Demo web app to match a strand of DNA to a protein that it helps encode.
protein-matcher.talktosimon.com
Tested on macOS only.
Follow the instructions on the Docker website. Development on Protein Matcher requires the docker
CLI.
git clone https://github.com/7imon7ays/protein-matcher
cd protein-matcher
make
This launches the containerized web app components: the database, web server, background worker, and frontend build server. They will claim ports 3000, 5432, and 8000. Make sure you don't have another process, such as another PostgreSQL server, listening on any of those.
The web server and background worker processes may repeatedly fail and restart betwen the time that the database is up and when it's ready to handle requests. This is expected.

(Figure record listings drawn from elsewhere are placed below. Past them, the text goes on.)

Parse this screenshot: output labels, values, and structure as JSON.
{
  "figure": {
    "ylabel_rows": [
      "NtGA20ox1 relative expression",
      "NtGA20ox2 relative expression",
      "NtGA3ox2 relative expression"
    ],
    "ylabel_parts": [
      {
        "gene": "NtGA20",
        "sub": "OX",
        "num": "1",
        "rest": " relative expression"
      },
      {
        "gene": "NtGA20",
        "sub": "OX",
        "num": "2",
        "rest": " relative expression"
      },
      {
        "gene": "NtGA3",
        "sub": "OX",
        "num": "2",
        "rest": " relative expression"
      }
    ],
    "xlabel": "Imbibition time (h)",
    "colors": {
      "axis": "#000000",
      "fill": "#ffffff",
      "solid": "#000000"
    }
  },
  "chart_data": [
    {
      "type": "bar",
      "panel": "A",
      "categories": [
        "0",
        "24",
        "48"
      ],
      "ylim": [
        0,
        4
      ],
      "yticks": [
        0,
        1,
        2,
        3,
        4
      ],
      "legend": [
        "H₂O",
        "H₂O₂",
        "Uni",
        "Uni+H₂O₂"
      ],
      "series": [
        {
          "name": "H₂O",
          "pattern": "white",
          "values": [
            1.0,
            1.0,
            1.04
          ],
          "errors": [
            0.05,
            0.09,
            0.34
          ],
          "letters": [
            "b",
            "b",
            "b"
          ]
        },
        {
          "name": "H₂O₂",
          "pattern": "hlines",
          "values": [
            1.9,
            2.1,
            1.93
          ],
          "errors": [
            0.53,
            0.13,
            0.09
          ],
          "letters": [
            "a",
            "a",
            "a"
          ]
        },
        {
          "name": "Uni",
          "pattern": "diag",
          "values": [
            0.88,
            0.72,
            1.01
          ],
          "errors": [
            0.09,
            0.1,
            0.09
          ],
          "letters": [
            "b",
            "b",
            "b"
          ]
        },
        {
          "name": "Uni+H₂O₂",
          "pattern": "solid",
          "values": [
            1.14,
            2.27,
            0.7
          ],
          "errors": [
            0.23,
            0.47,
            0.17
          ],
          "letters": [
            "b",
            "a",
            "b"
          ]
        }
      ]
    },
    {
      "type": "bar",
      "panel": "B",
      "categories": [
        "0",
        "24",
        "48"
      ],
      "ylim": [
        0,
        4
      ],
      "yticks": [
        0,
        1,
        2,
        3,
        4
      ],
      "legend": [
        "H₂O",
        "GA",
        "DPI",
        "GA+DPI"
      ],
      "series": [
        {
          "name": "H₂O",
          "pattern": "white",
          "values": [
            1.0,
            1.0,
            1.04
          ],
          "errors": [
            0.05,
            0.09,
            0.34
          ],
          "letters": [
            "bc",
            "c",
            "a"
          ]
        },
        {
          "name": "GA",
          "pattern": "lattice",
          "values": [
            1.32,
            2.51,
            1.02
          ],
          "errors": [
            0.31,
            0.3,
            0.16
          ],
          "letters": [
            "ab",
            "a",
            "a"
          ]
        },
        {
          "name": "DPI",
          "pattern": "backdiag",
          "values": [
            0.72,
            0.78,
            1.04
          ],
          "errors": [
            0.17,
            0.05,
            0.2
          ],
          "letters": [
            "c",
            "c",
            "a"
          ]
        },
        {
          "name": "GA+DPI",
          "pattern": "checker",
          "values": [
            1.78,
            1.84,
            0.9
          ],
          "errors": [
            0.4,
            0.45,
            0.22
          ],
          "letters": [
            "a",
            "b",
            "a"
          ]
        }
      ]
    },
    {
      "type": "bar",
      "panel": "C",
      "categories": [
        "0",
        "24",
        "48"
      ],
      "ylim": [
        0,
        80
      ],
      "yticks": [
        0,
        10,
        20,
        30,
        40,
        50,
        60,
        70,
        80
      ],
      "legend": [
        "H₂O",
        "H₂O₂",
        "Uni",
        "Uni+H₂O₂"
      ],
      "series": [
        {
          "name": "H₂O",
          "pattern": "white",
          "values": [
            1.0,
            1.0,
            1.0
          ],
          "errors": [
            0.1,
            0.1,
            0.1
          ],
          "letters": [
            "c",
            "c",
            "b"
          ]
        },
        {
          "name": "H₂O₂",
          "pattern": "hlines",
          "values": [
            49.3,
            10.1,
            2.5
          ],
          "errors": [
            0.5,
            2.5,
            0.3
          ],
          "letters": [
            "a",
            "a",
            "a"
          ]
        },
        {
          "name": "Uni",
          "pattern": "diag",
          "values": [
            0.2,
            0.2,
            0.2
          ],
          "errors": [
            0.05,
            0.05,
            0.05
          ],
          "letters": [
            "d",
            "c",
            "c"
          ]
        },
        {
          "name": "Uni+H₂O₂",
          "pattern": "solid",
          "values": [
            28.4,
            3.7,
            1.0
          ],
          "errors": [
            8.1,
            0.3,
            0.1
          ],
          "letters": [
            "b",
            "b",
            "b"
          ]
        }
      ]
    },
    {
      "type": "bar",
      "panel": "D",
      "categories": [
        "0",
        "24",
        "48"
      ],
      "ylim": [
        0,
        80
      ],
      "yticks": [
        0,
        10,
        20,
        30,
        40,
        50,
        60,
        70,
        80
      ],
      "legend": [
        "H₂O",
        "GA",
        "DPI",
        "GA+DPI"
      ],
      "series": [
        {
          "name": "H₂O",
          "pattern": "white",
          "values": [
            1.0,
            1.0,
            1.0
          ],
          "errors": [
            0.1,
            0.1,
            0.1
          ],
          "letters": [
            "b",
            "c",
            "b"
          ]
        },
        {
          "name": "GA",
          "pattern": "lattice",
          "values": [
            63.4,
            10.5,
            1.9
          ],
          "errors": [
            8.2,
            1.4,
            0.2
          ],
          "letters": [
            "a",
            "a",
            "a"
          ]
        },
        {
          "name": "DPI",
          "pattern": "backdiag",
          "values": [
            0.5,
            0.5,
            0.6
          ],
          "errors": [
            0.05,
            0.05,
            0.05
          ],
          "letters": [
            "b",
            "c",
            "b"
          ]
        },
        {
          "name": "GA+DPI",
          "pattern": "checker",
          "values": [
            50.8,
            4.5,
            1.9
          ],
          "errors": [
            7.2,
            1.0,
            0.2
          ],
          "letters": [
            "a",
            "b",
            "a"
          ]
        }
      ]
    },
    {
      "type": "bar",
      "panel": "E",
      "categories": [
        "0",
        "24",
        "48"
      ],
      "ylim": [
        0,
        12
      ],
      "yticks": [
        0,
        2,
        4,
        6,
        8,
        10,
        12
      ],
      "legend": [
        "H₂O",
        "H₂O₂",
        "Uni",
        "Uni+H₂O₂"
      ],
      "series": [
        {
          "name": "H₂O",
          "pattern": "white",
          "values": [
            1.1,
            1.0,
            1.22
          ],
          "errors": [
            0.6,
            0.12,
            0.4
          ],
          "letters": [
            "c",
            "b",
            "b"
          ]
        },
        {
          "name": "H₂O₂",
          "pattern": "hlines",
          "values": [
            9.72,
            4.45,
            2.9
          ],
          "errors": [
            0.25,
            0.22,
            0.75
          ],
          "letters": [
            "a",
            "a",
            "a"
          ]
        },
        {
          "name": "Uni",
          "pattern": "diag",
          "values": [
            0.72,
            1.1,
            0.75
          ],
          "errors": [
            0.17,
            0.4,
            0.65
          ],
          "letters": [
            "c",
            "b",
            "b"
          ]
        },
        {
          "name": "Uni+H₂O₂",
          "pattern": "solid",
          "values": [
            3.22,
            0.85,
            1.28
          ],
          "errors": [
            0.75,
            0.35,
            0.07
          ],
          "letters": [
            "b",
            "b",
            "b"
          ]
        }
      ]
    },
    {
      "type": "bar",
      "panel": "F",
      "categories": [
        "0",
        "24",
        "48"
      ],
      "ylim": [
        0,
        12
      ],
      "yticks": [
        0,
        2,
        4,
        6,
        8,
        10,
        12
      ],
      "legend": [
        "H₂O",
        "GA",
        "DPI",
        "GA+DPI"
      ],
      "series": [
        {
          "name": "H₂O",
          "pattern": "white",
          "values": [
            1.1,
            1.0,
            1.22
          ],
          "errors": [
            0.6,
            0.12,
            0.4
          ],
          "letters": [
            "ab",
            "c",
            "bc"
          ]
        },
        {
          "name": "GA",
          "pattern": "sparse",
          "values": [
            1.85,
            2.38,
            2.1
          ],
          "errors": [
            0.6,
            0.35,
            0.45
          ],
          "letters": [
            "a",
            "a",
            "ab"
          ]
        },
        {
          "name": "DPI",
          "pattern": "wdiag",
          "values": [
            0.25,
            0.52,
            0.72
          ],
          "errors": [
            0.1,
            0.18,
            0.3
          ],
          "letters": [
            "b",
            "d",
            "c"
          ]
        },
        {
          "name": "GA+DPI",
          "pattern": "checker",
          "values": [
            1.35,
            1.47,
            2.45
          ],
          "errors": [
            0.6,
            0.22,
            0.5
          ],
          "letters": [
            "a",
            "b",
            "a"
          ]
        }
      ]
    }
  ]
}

After a few minutes, open your favorite browser and navigate to localhost:3000 to start using the app. Note that by default the development server stubs out the third party API and produces fake results. Edit this setting to enable real matching.
See the Docker images used to set up the development environment here.
From the project root and with all the app components running in another tab.
make test
For now the test suite uses the same stubbed out backend as the development environment, which sleeps for a few seconds to simulate the API call. This can lead to occasionally flaky assertions.
Running the linter requires installing the project's dependencies locally.
pip install virtualenv
virtualenv env
. env/bin/activate
pip install -r requirements.txt
yarn install --cwd frontend
make lint
At its core Protein Matcher uses Biopython's Blast package to run a blast search against the servers of NCBI, National Center for Biotechnology Information, which expose various bioinformatics databases. It's straightforward except for one complication. The search is restricted to a list of proteins IDs1. Ideally this would be done with an Entrez query such as NC_000852[accession] OR NC_007346[accession]
. But it seems none of the databases exposed by NCBI's servers match a DNA sequence to the protein IDs in the list. We need a workaround.
When we look up any of those IDs on ncbi.nlm.nih.gov, we see a viral genome with a comment that points to another accession ID. E.g. for NC_000852 the page reads "The reference sequence is identical to JF411744". If we use that accession string, the blast search does find the expected result. So we map each of the original protein IDs to the corresponding accession strings that NCBI points to, use the latter in the search filter, and plug the result back into the original mapping to produce the expected protein ID.
See matcher/management/commands/accn_ids.py for a script that calls NCBI and prints the mapping from accession string to protein ID.
1NC_000852, NC_007346, NC_008724, NC_009899, NC_014637, NC_020104, NC_023423, NC_023640, NC_023719, NC_027867
Users do not log in. For now every new visitor is simply assigned a cookie so that their recent searches are preserved while they navigate.
Protein Matcher uses Django Background Tasks to search for matches in the background without blocking the user. When a search fails it's retried a certain number of times before it fails permanently. For now users have no way of knowing if a search is very slow or being retried many times or has permanently failed.
To check whether a search has failed permanently, the maintainer has to look up its corresponding background task.
The web client was tested on macOS Chrome, macOS Firefox, macOS Safari, iOS Chrome, and iOS Safari.
- The lack of a
manifest.json
file in the frontend code causes Google Chrome to print a syntax error to the console. - The
overflow
property behaves differently in Firefox. - iOS Safari does not display the keyboard when the page loads in spite of the text field's
autofocus
property.
- File uploading could be more intuitive. It's not immediately obvious that the user has to click the search button once they've selected a file.
- Add unit tests, especially for server code.
- Support FASTA format for file upload.
- Display when a search has failed too many times and will no longer be retried.
- Validate the user's input both client- and server-side. DNA sequences should have a minimum length and consist of As, Gs, Cs, and Ts only. The app could also reject DNA sequences that contain the right characters but no known codons before sending a request to the NCBI servers.
- Cache previously matched sequences in Redis to further reduce API calls. Sequences can be cached across users.
- Allow users to log in and out.
- Rate limit users so that they don't abuse the NCBI servers.
- Add automation to ensure periodically that the mapping from accession strings to protein IDs is up to date.